E.J. Dionne: DeLay Could Make Boss Tweed Blush, But Clinton? His Enemies Overdid That
Yesterday, I noted the DeLay "giddiness" of Post columnist Eugene Robinson, a long-time "objective" journalist for the Post, allowed to let it all hang out. But also on the Friday page was a column by E.J. Dionne, who used to be a highly respected political reporter for The New York Times and the WashPost. (Suffice it to say he hasn't been as well-reviewed, at least by conservatives, as a columnist.)
In a column titled "A Blow Against the Machine," Dionne was rejoicing that the DeLay indictment offered a perfect opportunity for the Democrats to run in 2006 against Republican cronyism and corruption. It did not matter at all whether Ronnie Earle had an indictment that would stick, or if Ronnie Earle was too obsessive to help the Democrats. But on January 29, 1999, his Post column was titled the "The Public's Logic," Dionne was insisting that the investigation of Clinton was not about crimes (perjury or obstruction of justice), but it was just all about politics. Conservatives lost because they were too harshly obsessive.
Yesterday, Dionne insisted "Defenders of politicians under attack typically say, no matter what the abuse is: 'But everybody does it.' That excuse does not work here." What you won't find in Nexis is a Dionne column with outrage over the Clinton machine taking donations from foreign nationals. He doesn't seem to remember John Huang, or Charlie Trie, or Johnny Chung. He doesn't seem to remember White House coffees. He doesn't seem to remember Hillary Clinton and Al Gore posing for pictures with cocaine dealer/donor Jorge Cabrera, or the Gore Buddhist Temple fundraiser. (He started writing columns after a bunch of this surfaced, but he didn't seem to go back to it, as Hillary and Al ran for high office. He didn't have much to say about the 2000 conviction of Gore associate Maria Hsia, for example.) All this, apparently, is being outdone by Tom DeLay:
Yes, there has always been logrolling in Washington. What's genuinely new is the scale, organization, reach and brazenness of the GOP's machine. Even Boss Tweed might blush.

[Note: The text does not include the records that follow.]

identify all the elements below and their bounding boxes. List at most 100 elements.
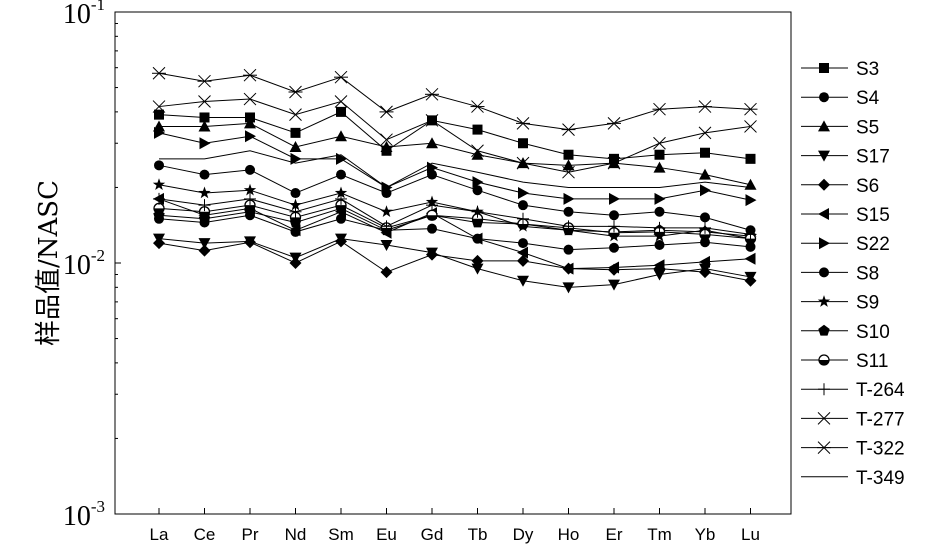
data-point <box>518 187 529 200</box>
legend-label: S4 <box>856 88 880 109</box>
data-point <box>290 152 302 165</box>
series-line <box>158 164 751 231</box>
data-point <box>289 205 302 218</box>
data-point <box>654 149 665 160</box>
data-point <box>290 127 301 138</box>
data-point <box>562 262 574 275</box>
legend-item: S11 <box>801 351 888 372</box>
x-tick-label: Tm <box>647 525 672 544</box>
data-point <box>380 266 393 279</box>
x-tick-label: Er <box>606 525 623 544</box>
data-point <box>198 199 211 212</box>
data-point <box>699 228 711 241</box>
series-line <box>158 240 751 282</box>
data-point <box>744 120 757 133</box>
legend-marker <box>817 412 831 425</box>
data-point <box>517 254 529 267</box>
legend-label: T-277 <box>856 409 905 430</box>
data-point <box>198 206 211 218</box>
y-axis-ticks: 10-110-210-3 <box>63 0 121 532</box>
data-point <box>243 183 257 196</box>
data-point <box>380 205 393 218</box>
data-point <box>700 237 710 248</box>
legend-item: S4 <box>801 88 880 109</box>
y-tick-label: 10-1 <box>63 0 105 30</box>
data-point <box>654 192 666 205</box>
data-point <box>472 185 483 196</box>
data-point <box>744 274 757 287</box>
data-point <box>698 100 712 113</box>
data-point <box>609 192 620 205</box>
data-point <box>427 223 437 234</box>
data-point <box>518 138 528 149</box>
legend-label: S15 <box>856 205 890 226</box>
data-point <box>698 126 712 140</box>
data-point <box>517 275 529 287</box>
data-point <box>153 192 165 205</box>
series-line <box>158 72 751 131</box>
data-point <box>336 152 347 165</box>
data-point <box>289 140 302 152</box>
series-T-264 <box>153 192 757 241</box>
legend-marker <box>818 324 830 336</box>
series-S11 <box>153 199 757 245</box>
data-point <box>290 226 301 237</box>
data-point <box>334 95 348 108</box>
x-tick-label: Yb <box>695 525 716 544</box>
data-point <box>245 130 256 143</box>
data-point <box>608 261 619 274</box>
data-point <box>607 117 621 130</box>
legend-marker <box>817 441 831 454</box>
data-point <box>743 102 758 116</box>
series-line <box>158 198 751 235</box>
series-S5 <box>153 117 757 190</box>
data-point <box>197 74 212 88</box>
data-point <box>199 137 211 150</box>
data-point <box>745 153 756 164</box>
x-tick-label: Dy <box>513 525 534 544</box>
data-point <box>563 149 574 160</box>
legend-label: T-322 <box>856 439 905 460</box>
data-point <box>654 206 665 217</box>
data-point <box>198 244 211 257</box>
x-tick-label: Eu <box>376 525 397 544</box>
data-point <box>426 248 438 261</box>
data-point <box>562 220 575 233</box>
series-line <box>158 132 751 201</box>
series-S22 <box>154 126 757 207</box>
data-point <box>335 192 347 205</box>
data-point <box>653 161 666 173</box>
data-point <box>426 137 438 149</box>
data-point <box>244 236 256 249</box>
legend-item: S15 <box>801 205 890 226</box>
data-point <box>653 221 666 234</box>
data-point <box>245 164 255 175</box>
data-point <box>335 235 347 248</box>
legend-label: S6 <box>856 176 879 197</box>
data-point <box>699 221 711 234</box>
data-point <box>699 266 711 279</box>
data-point <box>289 108 302 121</box>
data-point <box>562 165 575 179</box>
legend-marker <box>818 150 830 162</box>
y-axis-title: 样品值/NASC <box>34 180 64 346</box>
data-point <box>563 192 575 205</box>
data-point <box>289 257 302 269</box>
data-point <box>472 124 483 135</box>
series-S17 <box>153 233 757 294</box>
legend-marker <box>817 295 831 307</box>
data-point <box>608 220 620 233</box>
y-tick-base: 10 <box>63 501 91 532</box>
data-point <box>518 200 528 211</box>
legend-label: S8 <box>856 263 879 284</box>
y-tick-label: 10-2 <box>63 246 105 281</box>
x-tick-label: Gd <box>421 525 444 544</box>
legend-item: T-322 <box>801 439 905 460</box>
legend-label: S22 <box>856 234 890 255</box>
data-point <box>336 169 346 180</box>
legend-label: S9 <box>856 293 879 314</box>
data-point <box>517 212 529 225</box>
data-point <box>609 210 619 221</box>
data-point <box>336 213 346 224</box>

This case comes at an awkward time for some Republicans, including President Bush -- but at an ideal time for reformers. After the Hurricane Katrina catastrophe, journalists and members of Congress are looking more carefully at the political connections of those who get millions from federal contracts and those hired for key federal jobs. In a detailed report this week, Time magazine raised important questions about "whether political connections, not qualifications, have helped an unusually high number of Bush appointees land vitally important jobs in the Federal Government." It would be hard to find a more appropriate description of the behavior of a political machine.
DeLay's fate will be decided in court, but the larger issues raised by his case must be adjudicated by voters at election time. Republicans can already see the outlines of a 2006 Democratic campaign waged against cronyism, corruption and ineptitude. If ever Republican reformers had an opening for an insurrection against their party's deeply flawed power structure -- Sen. John McCain and Reps. Zach Wamp, Chris Shays and Mike Castle are among those who could lead the rebellion -- this is it. To save their party, Republicans will have to bring down the machine.
Bleah. John McCain wouldn't save the Republican Party. He'd simply deliver it, caged and declawed, to the liberal media. In 1999, Dionne applauded the idea that the public was wise enough to see through conservatives for objecting to the fact that the country's chief law-enforcement officer couldn't tell the truth in court, and he rehearsed testimony with aides like Betty Currie. The public wisely objected to conservatives' partisan ethical obsessiveness.
[T]he public's logic in this case is seamless: If most people don't want a president judged by his sexual life, and if they come to believe they've been forced to do so primarily by the actions of his enemies, they'll turn even more harshly against them than against him.
That's why a majority has decided that this case is at bottom about neither sex nor perjury nor obstruction but politics. It's why Democrats have found it easy to hold firm behind Clinton. And it's why Senate Majority Leader Trent Lott -- having made relatively modest concessions to House managers on the issue of calling witnesses -- will try to shut the trial down as fast as he's able.
A year ago, it seemed that Clinton's critics might win the argument. He surely gave them the ammunition. Clinton came back not because he was so ingenious, and certainly not because he was guiltless. His enemies threw away a rather powerful case because they were too public and too unrelenting in their willingness to use every available weapon to get rid of him. The public didn't like that, and still doesn't.